I'm starting to venture into plants. I've been reading up on some of the requirements different plants have, and I was thinking about doing a DIY CO2 system on my new 150.

After some reading it seems as tho a CO2 system on the 150 is not feasible b/c the CO2 will escape from the sump. (The tank is going to be filtered by a wet/dry filter in a 100 gal sump).

Any suggestions/thoughts on what to do?

I'd like to make it a tank capable of having some nice plants, but nothing overboard.


----------



## naegling23 (Jan 4, 2008)

You might not need CO2. CO2 is only necessary if your putting over 2wpg (and its debatable up the 3). At 2wpg, your still going to be able to grow swords, val, java fern, anubias, and the "easier" plants.

If you still want to go the co2 route, you can always just put a diffuser into the tank, I use a wooden air stone that gives me smaller micro-bubbles that have a better chance at dissolving, but there are better options than this.


----------



## hollyfish2000 (Aug 23, 2007)

I have 3 WPG and felt like I needed CO2 to escape from BBA ****. I started with store-bought DIY and found it unsatisfactory. I went to pressurized CO2 on a timer with the lights and couldn't be happier. It's surprisingly easy. I think I have the Milwaukee regulator with a diffuser left over from the store-bought DIY gizmo.


----------



## stslimited84 (Oct 5, 2007)

I'd like to avoid adding co2 to the aquarium...just more stuff to have to deal with. I didnt think swords would do well with just 2 WPG. I was under the impression they needed more light?
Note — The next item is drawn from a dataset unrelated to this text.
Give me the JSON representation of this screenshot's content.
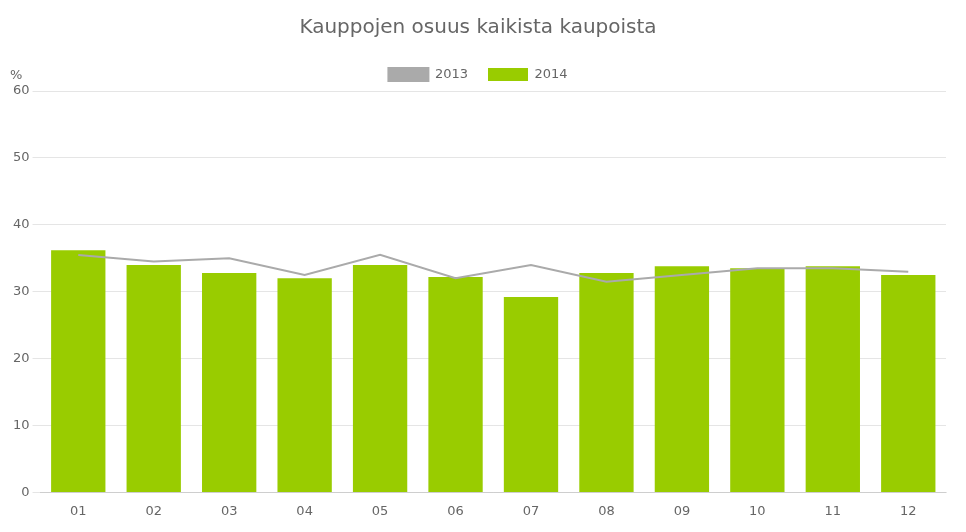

If not then thats great, b/c I really like how the amazon sword looks.


----------



## kornphlake (Feb 12, 2004)

You could use Flourish Excell, it's going to get pretty expensive for a tank that size but it's really the best source of carbon if you're insistant on using a sump.


----------



## macclellan (Nov 30, 2006)

DIY CO2 is impractical on a tank that large, even if you didn't have a sump. With a sump, forgetaboutit.

If you want to go full-on planted tank (with thick foreground etc), CO2 is close to necessary. If you want to go that route, forego the sump and use the $ to buy 2 large canister filters, a co2 canister and regulator. I'd recommend a DIY co2 reactor for diffusion. If you're set on the 100g sump, forget about CO2, yeast or pressurized. Just keep the lighting low (~1wpg) and add vals, swords etc.

The WPG rule doesn't work for bigger tanks (if it works at all). 300w is a lot of light. I'd shoot for <200w if I wasn't adding co2.


----------



## stslimited84 (Oct 5, 2007)

macclellan said:


> DIY CO2 is impractical on a tank that large, even if you didn't have a sump. With a sump, forgetaboutit.
> 
> If you want to go full-on planted tank (with thick foreground etc), CO2 is close to necessary. If you want to go that route, forego the sump and use the $ to buy 2 large canister filters, a co2 canister and regulator. I'd recommend a DIY co2 reactor for diffusion. If you're set on the 100g sump, forget about CO2, yeast or pressurized. Just keep the lighting low (~1wpg) and add vals, swords etc.
> 
> The WPG rule doesn't work for bigger tanks (if it works at all). 300w is a lot of light. I'd shoot for <200w if I wasn't adding co2.


I dont want to go with a full on planted tank...too much additional work. Ideally what I want is to have a nice tank with plants adding to the decor, rather than a tank with no plants. The low light species are fine for me, I just wasn't sure about the CO2 etc.

What low light species need to be attached to rocks? and which need to be rooted in the sand?

Thanks for all of the help/responses!


----------